The NH AG’s Elections Unit is once again confusing the issue of non-domiciled college students using NH just to vote and go to school, without all the other responsibilities of a lawful citizen.

Related: Who Can Vote? for the One-Hundredth Time…

This could have all been settled once and for all if the two kids at Dartmouth that the NH ACLU used as plaintiffs in Casey / Flaherty vs Gardner / MacDonald had followed through on their Federal Court case – instead of amending it and then dropping it.

Remember the Coalition of NH Taxpayers, through me, filed a Motion to Intervene laying out the history of college students voting in NH without being domiciled.

The judge denied the motion and suggested refiling as an Amicus Brief. I decided to simply let a federal judge try and make the case they can let out of state college students vote in NH – again, legally.

They had voted in NH in 2018 and never became legally domiciled. In the case, they state they are keeping their Arkansas and California driver’s licenses. Both states have state income taxes for which the plaintiffs would be liable.

It was shocking to me that a court even took the case from non-citizens and I was hoping the court would send them packing. But they withdrew before the judge could render a decision before November 3, 2020. I saw this recent attempt to get a Federal court to go along with non-citizens voting as an opportunity to stop NH from encouraging non-citizen voting.

Here is what the plaintiffs have to say about their “residency” if you can believe it:

“C. These lawsuits

The individual plaintiffs, Caroline Casey and Maggie Flaherty, filed their complaint in mid-February 2019, and the New Hampshire Democratic Party filed its complaint two weeks later. These complaints were identical except for the paragraphs describing the plaintiffs. Casey and Flaherty are students at Dartmouth College who both wish to vote in New Hampshire while attending the school but do not intend to remain in New Hampshire after graduation. They currently have driver’s licenses from other states, and both registered to vote in New Hampshire in 2018. They allege that they will suffer injury if they must incur the expense and trouble of obtaining New Hampshire driver’s licenses. Neither alleges that they own a vehicle, so their claims do not implicate the requirement to register a vehicle in New Hampshire.”
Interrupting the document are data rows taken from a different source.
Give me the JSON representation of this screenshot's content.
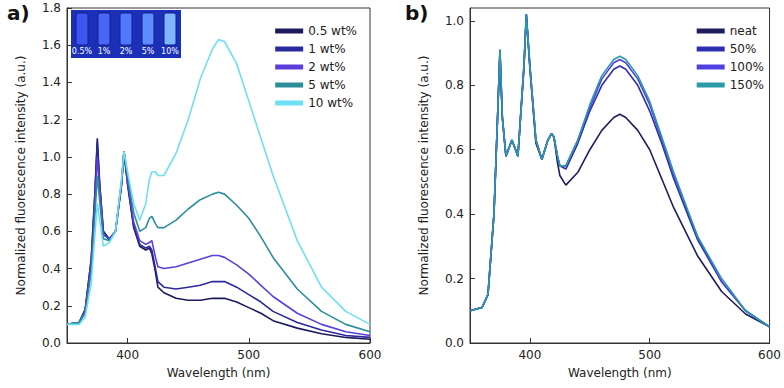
{
  "chart_data": [
    {
      "type": "line",
      "panel_label": "a)",
      "x_label": "Wavelength (nm)",
      "y_label": "Normalized fluorescence intensity (a.u.)",
      "x": [
        350,
        360,
        365,
        370,
        373,
        375,
        377,
        380,
        385,
        390,
        395,
        397,
        400,
        405,
        410,
        415,
        418,
        420,
        423,
        425,
        430,
        440,
        450,
        460,
        470,
        475,
        480,
        490,
        500,
        510,
        520,
        540,
        560,
        580,
        600
      ],
      "xlim": [
        350,
        600
      ],
      "xticks": [
        400,
        500,
        600
      ],
      "ylim": [
        0,
        1.8
      ],
      "yticks": [
        {
          "value": 0,
          "label": "0.0"
        },
        0.2,
        0.4,
        0.6,
        0.8,
        {
          "value": 1,
          "label": "1.0"
        },
        1.2,
        1.4,
        1.6,
        1.8
      ],
      "grid": false,
      "legend": "upper right",
      "marker": "none",
      "line_style": "solid",
      "inset_labels": [
        "0.5%",
        "1%",
        "2%",
        "5%",
        "10%"
      ],
      "series": [
        {
          "name": "0.5 wt%",
          "color": "#1c1a5c",
          "values": [
            0.1,
            0.11,
            0.18,
            0.45,
            0.8,
            1.1,
            0.85,
            0.6,
            0.55,
            0.6,
            0.85,
            1.03,
            0.85,
            0.62,
            0.52,
            0.5,
            0.51,
            0.48,
            0.38,
            0.3,
            0.27,
            0.24,
            0.23,
            0.23,
            0.24,
            0.24,
            0.24,
            0.22,
            0.19,
            0.16,
            0.12,
            0.08,
            0.05,
            0.03,
            0.02
          ]
        },
        {
          "name": "1 wt%",
          "color": "#2a2a9e",
          "values": [
            0.1,
            0.11,
            0.18,
            0.45,
            0.8,
            1.08,
            0.85,
            0.6,
            0.56,
            0.6,
            0.85,
            1.03,
            0.86,
            0.63,
            0.53,
            0.51,
            0.52,
            0.5,
            0.4,
            0.33,
            0.3,
            0.29,
            0.3,
            0.31,
            0.33,
            0.33,
            0.33,
            0.3,
            0.26,
            0.22,
            0.17,
            0.11,
            0.07,
            0.04,
            0.03
          ]
        },
        {
          "name": "2 wt%",
          "color": "#5b3fd8",
          "values": [
            0.1,
            0.11,
            0.17,
            0.42,
            0.75,
            1.0,
            0.82,
            0.58,
            0.56,
            0.6,
            0.86,
            1.03,
            0.87,
            0.65,
            0.55,
            0.53,
            0.54,
            0.55,
            0.46,
            0.41,
            0.4,
            0.41,
            0.43,
            0.45,
            0.47,
            0.47,
            0.46,
            0.42,
            0.37,
            0.31,
            0.25,
            0.16,
            0.1,
            0.06,
            0.04
          ]
        },
        {
          "name": "5 wt%",
          "color": "#2b8e9b",
          "values": [
            0.1,
            0.11,
            0.16,
            0.38,
            0.68,
            0.9,
            0.76,
            0.56,
            0.55,
            0.6,
            0.87,
            1.03,
            0.9,
            0.7,
            0.6,
            0.62,
            0.67,
            0.68,
            0.64,
            0.62,
            0.62,
            0.66,
            0.72,
            0.77,
            0.8,
            0.81,
            0.8,
            0.74,
            0.67,
            0.57,
            0.46,
            0.29,
            0.17,
            0.1,
            0.06
          ]
        },
        {
          "name": "10 wt%",
          "color": "#6fe0f2",
          "values": [
            0.1,
            0.1,
            0.14,
            0.32,
            0.58,
            0.75,
            0.66,
            0.52,
            0.54,
            0.6,
            0.88,
            1.03,
            0.92,
            0.75,
            0.66,
            0.75,
            0.88,
            0.92,
            0.92,
            0.9,
            0.9,
            1.02,
            1.2,
            1.42,
            1.58,
            1.63,
            1.62,
            1.5,
            1.3,
            1.1,
            0.9,
            0.55,
            0.3,
            0.17,
            0.1
          ]
        }
      ]
    },
    {
      "type": "line",
      "panel_label": "b)",
      "x_label": "Wavelength (nm)",
      "y_label": "Normalized fluorescence intensity (a.u.)",
      "x": [
        350,
        360,
        365,
        370,
        373,
        375,
        377,
        380,
        385,
        390,
        395,
        397,
        400,
        405,
        410,
        415,
        418,
        420,
        423,
        425,
        430,
        440,
        450,
        460,
        470,
        475,
        480,
        490,
        500,
        510,
        520,
        540,
        560,
        580,
        600
      ],
      "xlim": [
        350,
        600
      ],
      "xticks": [
        400,
        500,
        600
      ],
      "ylim": [
        0,
        1.04
      ],
      "yticks": [
        {
          "value": 0,
          "label": "0.0"
        },
        0.2,
        0.4,
        0.6,
        0.8,
        {
          "value": 1,
          "label": "1.0"
        }
      ],
      "grid": false,
      "legend": "upper right",
      "marker": "none",
      "line_style": "solid",
      "series": [
        {
          "name": "neat",
          "color": "#1f1d5e",
          "values": [
            0.1,
            0.11,
            0.15,
            0.4,
            0.7,
            0.9,
            0.7,
            0.58,
            0.63,
            0.58,
            0.85,
            1.02,
            0.85,
            0.62,
            0.57,
            0.63,
            0.65,
            0.64,
            0.56,
            0.52,
            0.49,
            0.53,
            0.6,
            0.66,
            0.7,
            0.71,
            0.7,
            0.66,
            0.6,
            0.51,
            0.42,
            0.27,
            0.16,
            0.09,
            0.05
          ]
        },
        {
          "name": "50%",
          "color": "#2e2eb2",
          "values": [
            0.1,
            0.11,
            0.15,
            0.4,
            0.7,
            0.91,
            0.7,
            0.58,
            0.63,
            0.58,
            0.86,
            1.02,
            0.86,
            0.63,
            0.57,
            0.63,
            0.65,
            0.64,
            0.58,
            0.55,
            0.54,
            0.62,
            0.72,
            0.8,
            0.85,
            0.86,
            0.85,
            0.8,
            0.72,
            0.62,
            0.51,
            0.32,
            0.19,
            0.1,
            0.05
          ]
        },
        {
          "name": "100%",
          "color": "#5040e0",
          "values": [
            0.1,
            0.11,
            0.15,
            0.4,
            0.7,
            0.91,
            0.7,
            0.58,
            0.63,
            0.58,
            0.86,
            1.02,
            0.86,
            0.63,
            0.57,
            0.63,
            0.65,
            0.64,
            0.58,
            0.55,
            0.55,
            0.63,
            0.73,
            0.82,
            0.87,
            0.88,
            0.87,
            0.82,
            0.74,
            0.63,
            0.52,
            0.33,
            0.19,
            0.1,
            0.05
          ]
        },
        {
          "name": "150%",
          "color": "#2a9aa8",
          "values": [
            0.1,
            0.11,
            0.15,
            0.4,
            0.7,
            0.91,
            0.7,
            0.58,
            0.63,
            0.58,
            0.86,
            1.02,
            0.86,
            0.63,
            0.57,
            0.63,
            0.65,
            0.64,
            0.58,
            0.55,
            0.55,
            0.63,
            0.74,
            0.83,
            0.88,
            0.89,
            0.88,
            0.83,
            0.75,
            0.64,
            0.53,
            0.33,
            0.2,
            0.1,
            0.05
          ]
        }
      ]
    }
  ]
}
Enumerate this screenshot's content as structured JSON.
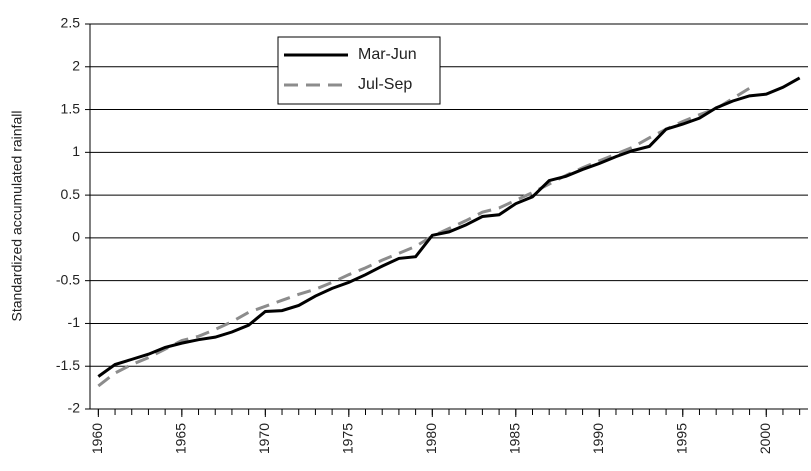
{
  "chart_data": {
    "type": "line",
    "y_label": "Standardized accumulated rainfall",
    "xlim": [
      1959.5,
      2002.5
    ],
    "xticks": [
      1960,
      1965,
      1970,
      1975,
      1980,
      1985,
      1990,
      1995,
      2000
    ],
    "ylim": [
      -2,
      2.5
    ],
    "yticks": [
      -2,
      -1.5,
      -1,
      -0.5,
      0,
      0.5,
      1,
      1.5,
      2,
      2.5
    ],
    "grid": true,
    "series": [
      {
        "name": "Mar-Jun",
        "color": "#000000",
        "dash": "solid",
        "x": [
          1960,
          1961,
          1962,
          1963,
          1964,
          1965,
          1966,
          1967,
          1968,
          1969,
          1970,
          1971,
          1972,
          1973,
          1974,
          1975,
          1976,
          1977,
          1978,
          1979,
          1980,
          1981,
          1982,
          1983,
          1984,
          1985,
          1986,
          1987,
          1988,
          1989,
          1990,
          1991,
          1992,
          1993,
          1994,
          1995,
          1996,
          1997,
          1998,
          1999,
          2000,
          2001,
          2002
        ],
        "values": [
          -1.62,
          -1.48,
          -1.42,
          -1.36,
          -1.28,
          -1.23,
          -1.19,
          -1.16,
          -1.1,
          -1.02,
          -0.86,
          -0.85,
          -0.79,
          -0.68,
          -0.59,
          -0.52,
          -0.43,
          -0.33,
          -0.24,
          -0.22,
          0.03,
          0.07,
          0.15,
          0.25,
          0.27,
          0.4,
          0.48,
          0.67,
          0.72,
          0.8,
          0.87,
          0.95,
          1.02,
          1.07,
          1.27,
          1.33,
          1.4,
          1.52,
          1.6,
          1.66,
          1.68,
          1.76,
          1.87
        ]
      },
      {
        "name": "Jul-Sep",
        "color": "#8c8c8c",
        "dash": "dashed",
        "x": [
          1960,
          1961,
          1962,
          1963,
          1964,
          1965,
          1966,
          1967,
          1968,
          1969,
          1970,
          1971,
          1972,
          1973,
          1974,
          1975,
          1976,
          1977,
          1978,
          1979,
          1980,
          1981,
          1982,
          1983,
          1984,
          1985,
          1986,
          1987,
          1988,
          1989,
          1990,
          1991,
          1992,
          1993,
          1994,
          1995,
          1996,
          1997,
          1998,
          1999
        ],
        "values": [
          -1.73,
          -1.58,
          -1.48,
          -1.4,
          -1.3,
          -1.2,
          -1.15,
          -1.07,
          -0.98,
          -0.87,
          -0.8,
          -0.73,
          -0.66,
          -0.6,
          -0.52,
          -0.43,
          -0.35,
          -0.26,
          -0.18,
          -0.1,
          0.02,
          0.11,
          0.2,
          0.3,
          0.35,
          0.44,
          0.53,
          0.63,
          0.73,
          0.82,
          0.9,
          0.98,
          1.06,
          1.17,
          1.27,
          1.36,
          1.44,
          1.51,
          1.63,
          1.75
        ]
      }
    ]
  }
}
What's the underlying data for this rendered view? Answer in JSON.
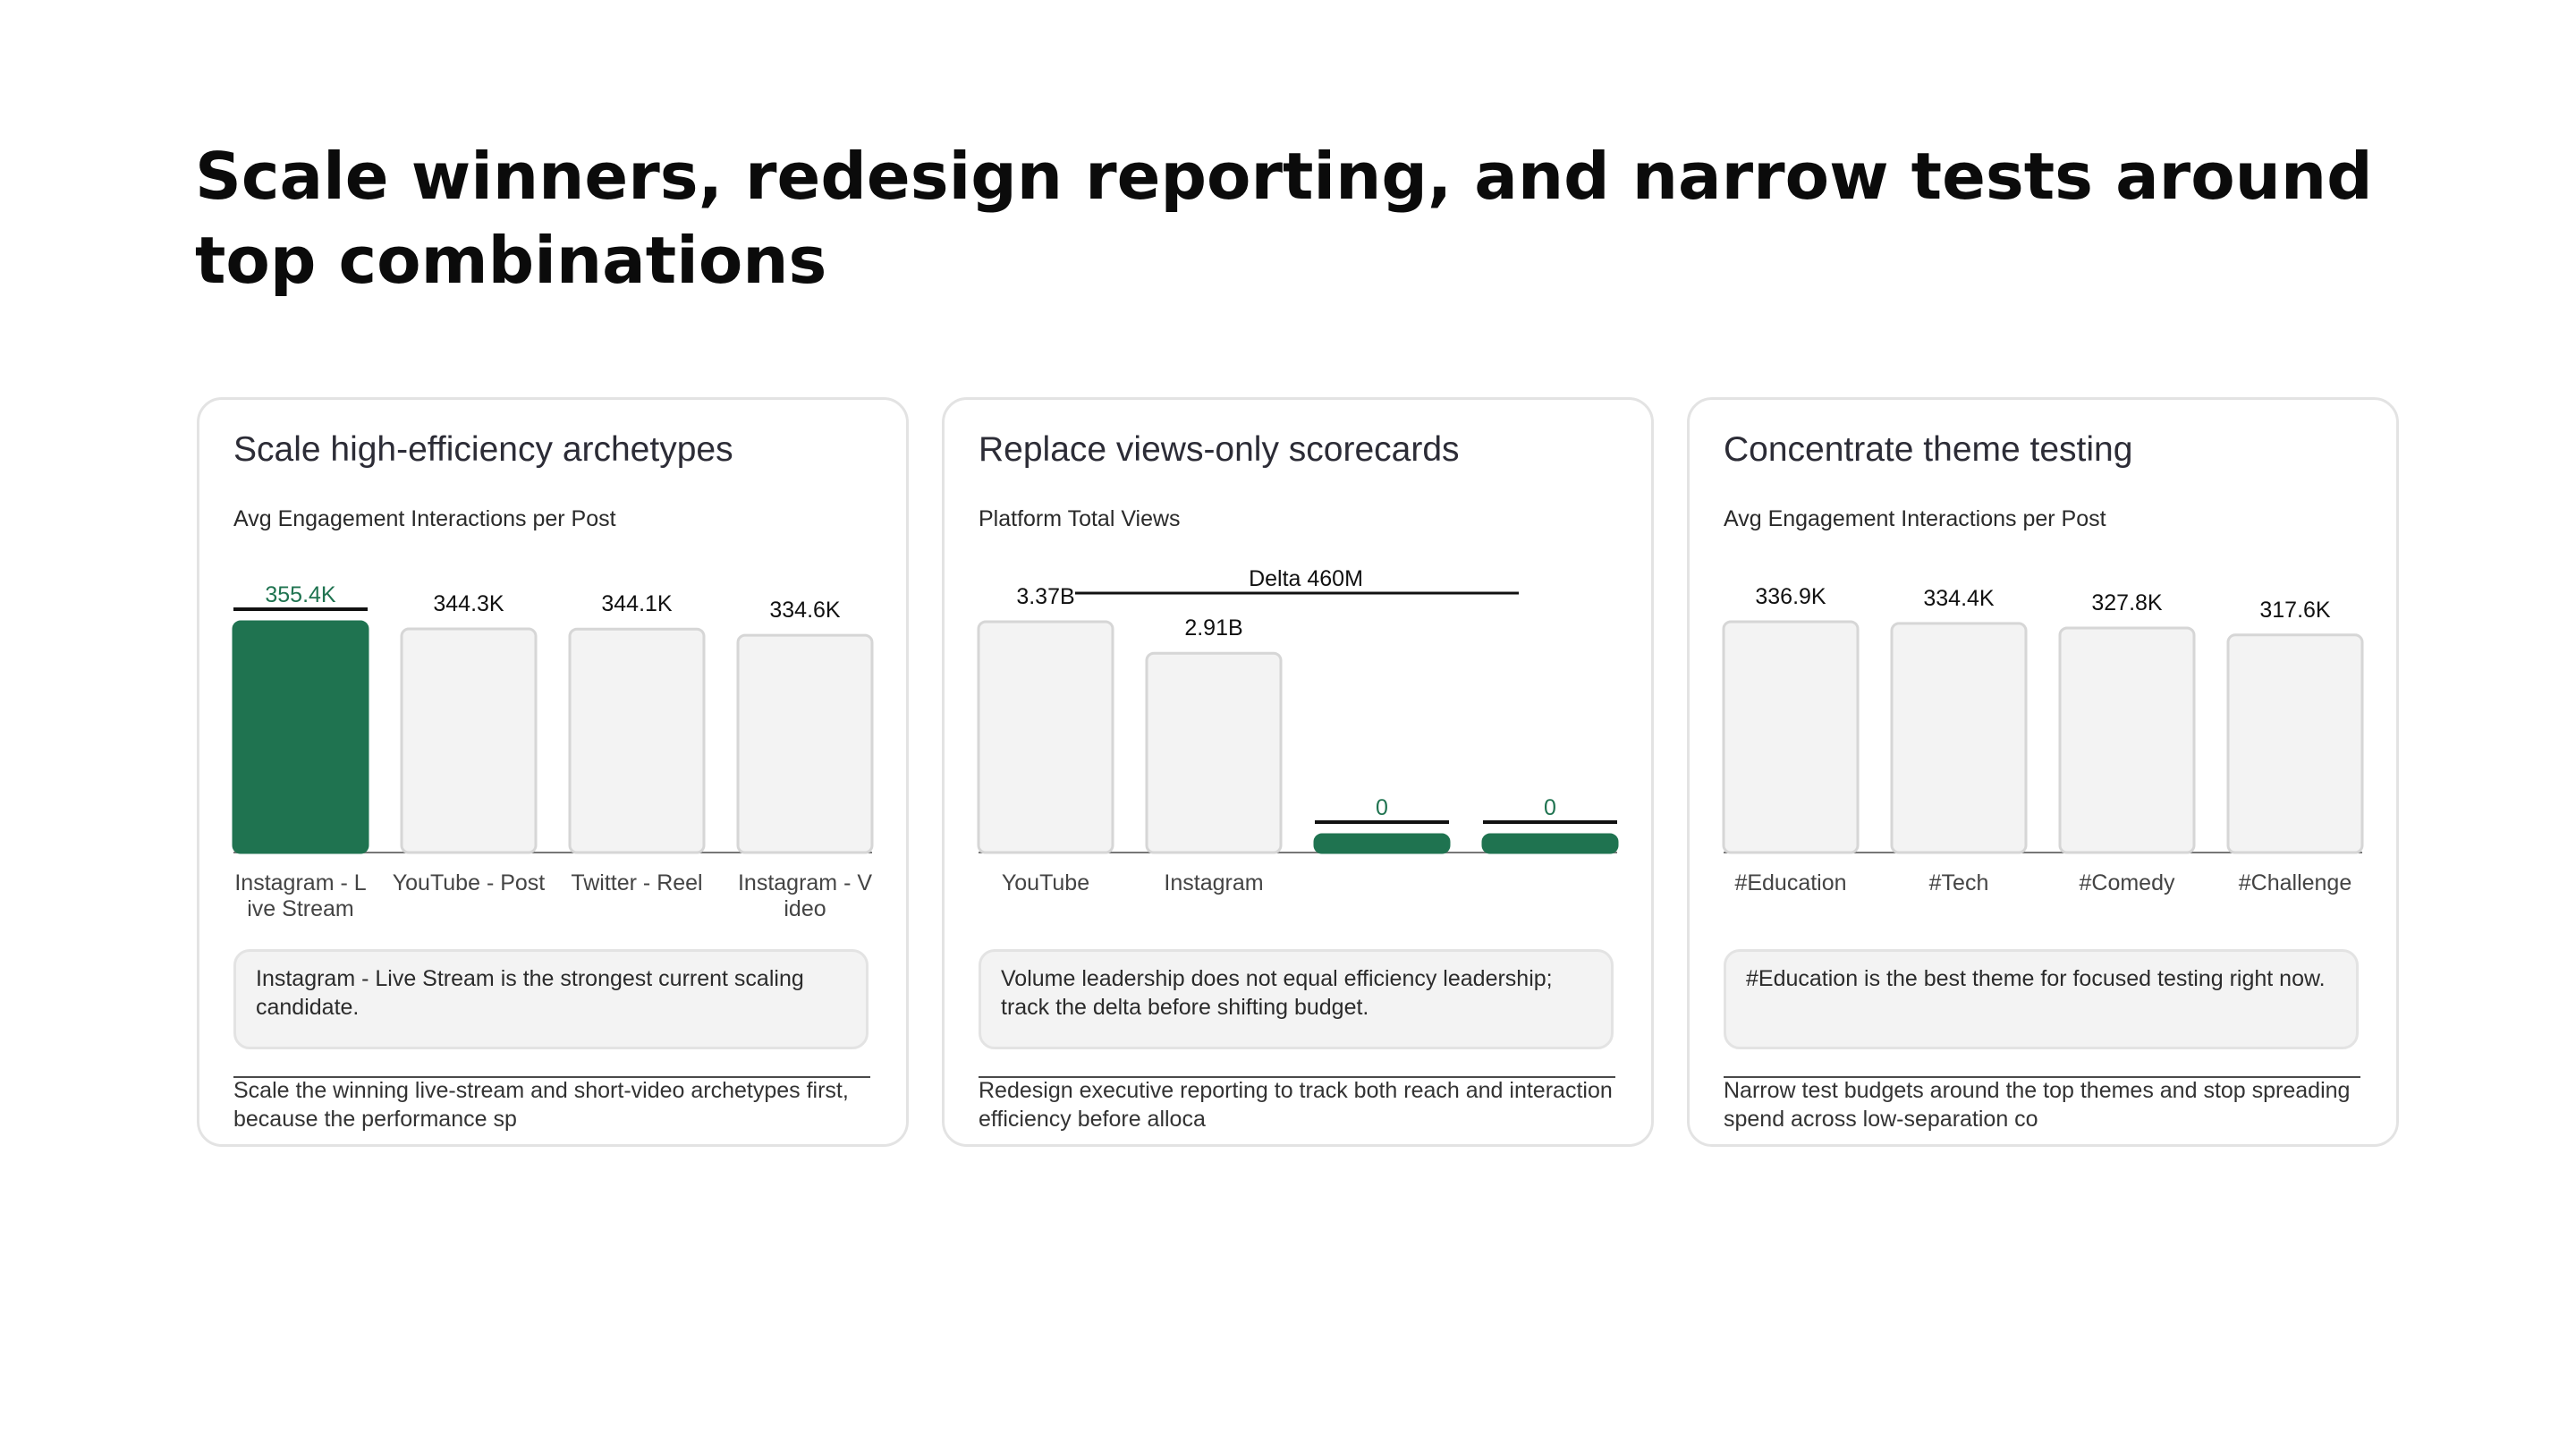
{
  "page": {
    "title": "Scale winners, redesign reporting, and narrow tests around top combinations"
  },
  "colors": {
    "accent": "#1f7350",
    "bar_neutral": "#f3f3f3",
    "bar_border": "#d6d6d6",
    "text_dark": "#111111"
  },
  "cards": [
    {
      "heading": "Scale high-efficiency archetypes",
      "callout": "Instagram - Live Stream is the strongest current scaling candidate.",
      "footer": "Scale the winning live-stream and short-video archetypes first, because the performance sp"
    },
    {
      "heading": "Replace views-only scorecards",
      "callout": "Volume leadership does not equal efficiency leadership; track the delta before shifting budget.",
      "footer": "Redesign executive reporting to track both reach and interaction efficiency before alloca"
    },
    {
      "heading": "Concentrate theme testing",
      "callout": "#Education is the best theme for focused testing right now.",
      "footer": "Narrow test budgets around the top themes and stop spreading spend across low-separation co"
    }
  ],
  "chart_data": [
    {
      "type": "bar",
      "title": "Avg Engagement Interactions per Post",
      "categories": [
        "Instagram - Live Stream",
        "YouTube - Post",
        "Twitter - Reel",
        "Instagram - Video"
      ],
      "values": [
        355.4,
        344.3,
        344.1,
        334.6
      ],
      "unit": "K",
      "data_labels": [
        "355.4K",
        "344.3K",
        "344.1K",
        "334.6K"
      ],
      "highlight_index": 0,
      "ylim": [
        0,
        355.4
      ]
    },
    {
      "type": "bar",
      "title": "Platform Total Views",
      "categories": [
        "YouTube",
        "Instagram",
        "",
        ""
      ],
      "values": [
        3.37,
        2.91,
        0,
        0
      ],
      "unit": "B",
      "data_labels": [
        "3.37B",
        "2.91B",
        "0",
        "0"
      ],
      "highlight_indices": [
        2,
        3
      ],
      "annotation": "Delta 460M",
      "ylim": [
        0,
        3.37
      ]
    },
    {
      "type": "bar",
      "title": "Avg Engagement Interactions per Post",
      "categories": [
        "#Education",
        "#Tech",
        "#Comedy",
        "#Challenge"
      ],
      "values": [
        336.9,
        334.4,
        327.8,
        317.6
      ],
      "unit": "K",
      "data_labels": [
        "336.9K",
        "334.4K",
        "327.8K",
        "317.6K"
      ],
      "ylim": [
        0,
        336.9
      ]
    }
  ]
}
Right in their pleadings they state, with no hesitation, they intend to keep out-of-state driver’s licenses. And they already registered here in 2018 and I assume voted as well. In English, that means – the girls are NOT NH citizens and are required to vote absentee back in California and Arkansas.

This is so simple it is almost stupid.

Casey and Flaherty, in my opinion, just like other college students in the past, were duped into being plaintiffs in a no-win case designed to stall any decision about non-domiciled students and hundreds of campaign workers every election. Some examples: Mary Katherine Lowndes, Geoff Wetrosky, Alana Biden, Caitlin Ann Legaki, Kate Bedingfield, Carl Robert Gibson, Hugo Palma, and we will see, maybe at trial, Michael LaSean Lewis.

If the NH ACLU lawyers and the two from NY were so sure they had a case for a Federal Judge agreeing with non-domiciled voters being allowed to use NH only for voting purposes, why withdraw your case? The NH AG’s Office is known for losing cases by what appears to be – on purpose. That assumption by me is based on judges asking why, in the past, NH didn’t make all the arguments to which NH citizens are entitled. See: Newburger v. Peterson, 1972. Read the last two paragraphs about how NH voters who are still regarded as citizens of other states have no right to vote here.

The Feds should step in and make a case against two separate sets of voters in NH- domiciled, and drive-by voters.

NH is a cesspool of illegal voting. It has been for years. The NH AG should take a broom to the Elections Unit. There is no such thing as two different classes of voters any more than there can be different public drinking fountains for different people.

Voting is a right reserved for lawful citizens. The burden is on out-of-state campaign workers and students to vote absentee.